Kogan slams big retailers

Aussie online retailer serves the big boys

The founder of Kogan Technologies, Ruslan Kogan, has slammed the current campaign for the application of GST on overseas online sales, saying Australian retailers need a “reality check”.

In a blog post, the online entrepreneur dismissed retailers’ calls for the application of GST to overseas online sales as an “expensive PR scare campaign” designed to pressure the government to increase taxes and duties.

Kogan argued that a 10 per cent price difference due to GST was not the issue when domestic bricks and mortar retail prices were up to 50 per cent more expensive than offshore competitors.

“By asking consumers to shop at their expensive stores, the big retailers are basically asking all other industries to subsidise their fat profits,” Kogan wrote.

“The big guys say they want an ‘even playing field’, so they spent millions of dollars on a national campaign to get a ’fair go’. But, it's hard to take them too seriously when Harvey Norman alone spent more than $355 million on ‘marketing expenses’ in FY2010, which was more than 26 per cent of their total sales revenue.”

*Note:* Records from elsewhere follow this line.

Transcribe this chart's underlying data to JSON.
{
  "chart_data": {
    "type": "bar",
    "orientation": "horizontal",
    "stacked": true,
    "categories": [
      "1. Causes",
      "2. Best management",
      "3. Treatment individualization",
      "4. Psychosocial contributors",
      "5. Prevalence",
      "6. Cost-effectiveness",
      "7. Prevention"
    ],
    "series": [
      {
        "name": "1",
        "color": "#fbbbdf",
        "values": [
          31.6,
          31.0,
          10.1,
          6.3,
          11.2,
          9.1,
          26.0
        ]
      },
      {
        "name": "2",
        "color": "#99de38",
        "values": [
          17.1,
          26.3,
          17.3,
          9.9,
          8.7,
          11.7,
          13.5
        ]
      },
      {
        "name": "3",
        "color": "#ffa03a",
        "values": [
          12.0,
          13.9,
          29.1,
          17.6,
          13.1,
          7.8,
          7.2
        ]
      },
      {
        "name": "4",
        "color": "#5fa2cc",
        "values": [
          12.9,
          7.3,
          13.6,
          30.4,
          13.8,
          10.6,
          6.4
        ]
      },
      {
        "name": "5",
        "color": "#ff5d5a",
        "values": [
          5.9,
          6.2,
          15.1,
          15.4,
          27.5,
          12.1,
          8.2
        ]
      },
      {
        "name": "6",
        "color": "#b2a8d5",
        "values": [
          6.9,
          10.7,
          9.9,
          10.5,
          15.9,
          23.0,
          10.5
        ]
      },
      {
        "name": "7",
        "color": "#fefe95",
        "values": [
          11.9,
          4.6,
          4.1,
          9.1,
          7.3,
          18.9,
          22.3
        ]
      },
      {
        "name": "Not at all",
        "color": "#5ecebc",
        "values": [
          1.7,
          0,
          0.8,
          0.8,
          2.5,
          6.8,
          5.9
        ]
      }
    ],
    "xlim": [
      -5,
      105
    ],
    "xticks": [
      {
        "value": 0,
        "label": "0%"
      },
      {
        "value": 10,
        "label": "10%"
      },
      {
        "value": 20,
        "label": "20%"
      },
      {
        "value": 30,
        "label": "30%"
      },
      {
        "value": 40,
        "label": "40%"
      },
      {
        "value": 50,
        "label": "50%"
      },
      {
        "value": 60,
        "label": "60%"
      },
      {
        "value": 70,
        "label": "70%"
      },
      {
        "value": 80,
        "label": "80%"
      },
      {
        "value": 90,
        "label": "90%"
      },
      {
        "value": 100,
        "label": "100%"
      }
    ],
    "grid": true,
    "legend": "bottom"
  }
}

Kogan also argued that calls for a level playing field were indicative of a desire for bigger retailers to curtail the effectiveness of their smaller competition rather than addressing a genuine issue with tax regulation.

“Whenever you hear a businessman crying out for more regulation or taxation, you know that his business is struggling and he wants some help from the government in pulling back his competitors,” the blog reads.

“If the big retailers are finding it hard to compete with the prices offered by their online competitors, they should consider streamlining their businesses and using their commercial clout to source products at better prices, instead of petitioning the government for tax increases and more regulation.”

Kogan’s comments follow suggestions from shadow treasurer, Joe Hockey, yesterday that the Opposition stood by its decision in government to lift the duty-free threshold to $1000 arguing that the $1000 limit was then required to stop “rorting.”

“Understand this: there was significant rorting of the duty-free program at airports when there was a previous lower limit,” Hockey said.

“We, in Government, increased it to $1000 which means that Australians can bring in up to $1000 of goods without paying GST. That system’s worked well.”

Consumer advocacy group Choice has described the retailers' campaign as an "alarmist red herring" driven by self-interest.